My favorite dream was flying.  The air would become thicker and smell faintly of Elmer's Glue - as much fun to play with as it was to eat! - and I would find myself bobbing slightly off the ground, and then, by doing the breaststroke, would swim through the air.  I did not travel fast this way, but remarkably high, and I distinctly remember passing over the Sandersville Elementary flagpole as Vicki Thompson watched below in stunned admiration.

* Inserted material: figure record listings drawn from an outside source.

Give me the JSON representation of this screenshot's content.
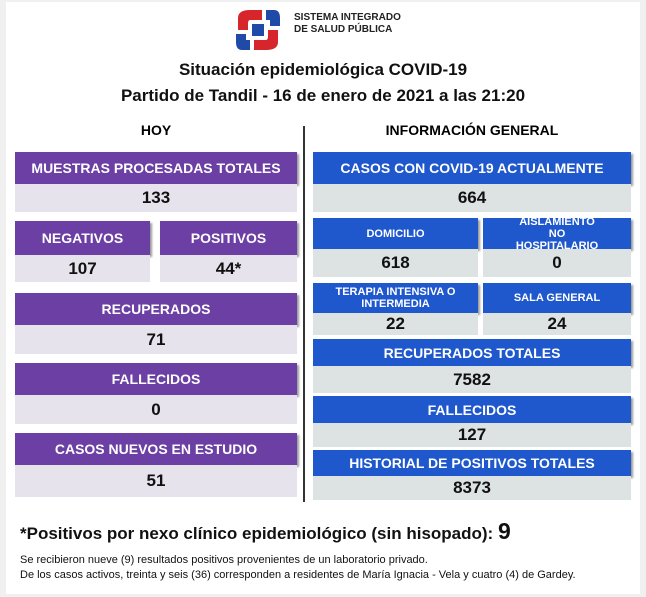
{
  "header": {
    "org_line1": "SISTEMA INTEGRADO",
    "org_line2": "DE SALUD PÚBLICA",
    "title": "Situación epidemiológica COVID-19",
    "subtitle": "Partido de Tandil - 16 de enero de 2021 a las 21:20"
  },
  "hoy": {
    "heading": "HOY",
    "muestras": {
      "label": "MUESTRAS PROCESADAS TOTALES",
      "value": "133"
    },
    "negativos": {
      "label": "NEGATIVOS",
      "value": "107"
    },
    "positivos": {
      "label": "POSITIVOS",
      "value": "44*"
    },
    "recuperados": {
      "label": "RECUPERADOS",
      "value": "71"
    },
    "fallecidos": {
      "label": "FALLECIDOS",
      "value": "0"
    },
    "casos_nuevos": {
      "label": "CASOS NUEVOS EN ESTUDIO",
      "value": "51"
    }
  },
  "general": {
    "heading": "INFORMACIÓN GENERAL",
    "casos_actuales": {
      "label": "CASOS CON COVID-19 ACTUALMENTE",
      "value": "664"
    },
    "domicilio": {
      "label": "DOMICILIO",
      "value": "618"
    },
    "aislamiento": {
      "label": "AISLAMIENTO NO HOSPITALARIO",
      "value": "0"
    },
    "terapia": {
      "label": "TERAPIA INTENSIVA O INTERMEDIA",
      "value": "22"
    },
    "sala_general": {
      "label": "SALA GENERAL",
      "value": "24"
    },
    "recuperados_totales": {
      "label": "RECUPERADOS TOTALES",
      "value": "7582"
    },
    "fallecidos": {
      "label": "FALLECIDOS",
      "value": "127"
    },
    "historial": {
      "label": "HISTORIAL DE POSITIVOS TOTALES",
      "value": "8373"
    }
  },
  "footer": {
    "nexo_label": "*Positivos por nexo clínico epidemiológico (sin hisopado):",
    "nexo_value": "9",
    "notes": [
      "Se recibieron nueve (9) resultados positivos provenientes de un laboratorio privado.",
      "De los casos activos, treinta y seis (36) corresponden a residentes de María Ignacia - Vela y cuatro (4) de Gardey."
    ]
  }
}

The dark counterpart to this dream was the one where I was in some public place in nothing but my whitey-tighties.  Oddly, during the dream itself, I was never particularly embarrassed by this wardrobe, nor did it cause the uproar among others one might expect; nevertheless, it did not escape comment, and people would point out to me I was wearing only underwear in the same tone of voice you might inform someone he had a little shaving cream behind his ear or his tie was crooked.  Sometimes, annoyed with people telling me what I already knew, I simply flew away from them through the thickened and glue-smelling air.  If you've never swum through the air in nothing but your Fruit-of-the-Looms, you've missed a treat, I can tell you.  (Or should it be Fruits-of-the-Loom? I'm never sure about these things.)

Nowadays, though, what I'd give for a good old naked-but-for-my-underwear dream because all I dream about is the most prosaic stuff: teaching class, working in the garden, dealing with chickens.  Dreams about my chickens are actually now pretty much the high-point of the night for me.  The other night, for example, I dreamt I was in the chicken coop with my brother Homer.  Let me say, I am frankly envious of the man's chickens.  I only have two, but he has a veritable flock.  And whereas mine have already entered henopause, when the eggs trickle down to a precious few, he has so many eggs, he leaves them in a basket on the front stoop for neighbors to help themselves.  Anyway, in my dream, Homer and I were in the coop and he was admiring my workmanship.  He actually said, "This is a great coop."  Smiling in triumph, I looked down, and lo!  There was a baby chicken!  (A chick, we call it in the trade.)  And then - at that very moment - I thought, "Wait a minute.  I can't have a baby chicken, I don't have a rooster.  This must be a dream!"

What a rip-off.  In the middle of a dream, the only remarkable aspect of which was a virgin birth among my yard fowl, my Super Ego or Subconscious or some other spoilsport, weighs in and ruins the whole thing by pointing out it's not really happening.  This never happened when I used to dream of flying.  It's like sitting through a movie with a companion who keeps talking about other movies the actors have been in, camera angles and what not, reminding you of the one thing you're trying to forget: that it's a movie.  If you can't even enjoy your own dreams, why bother?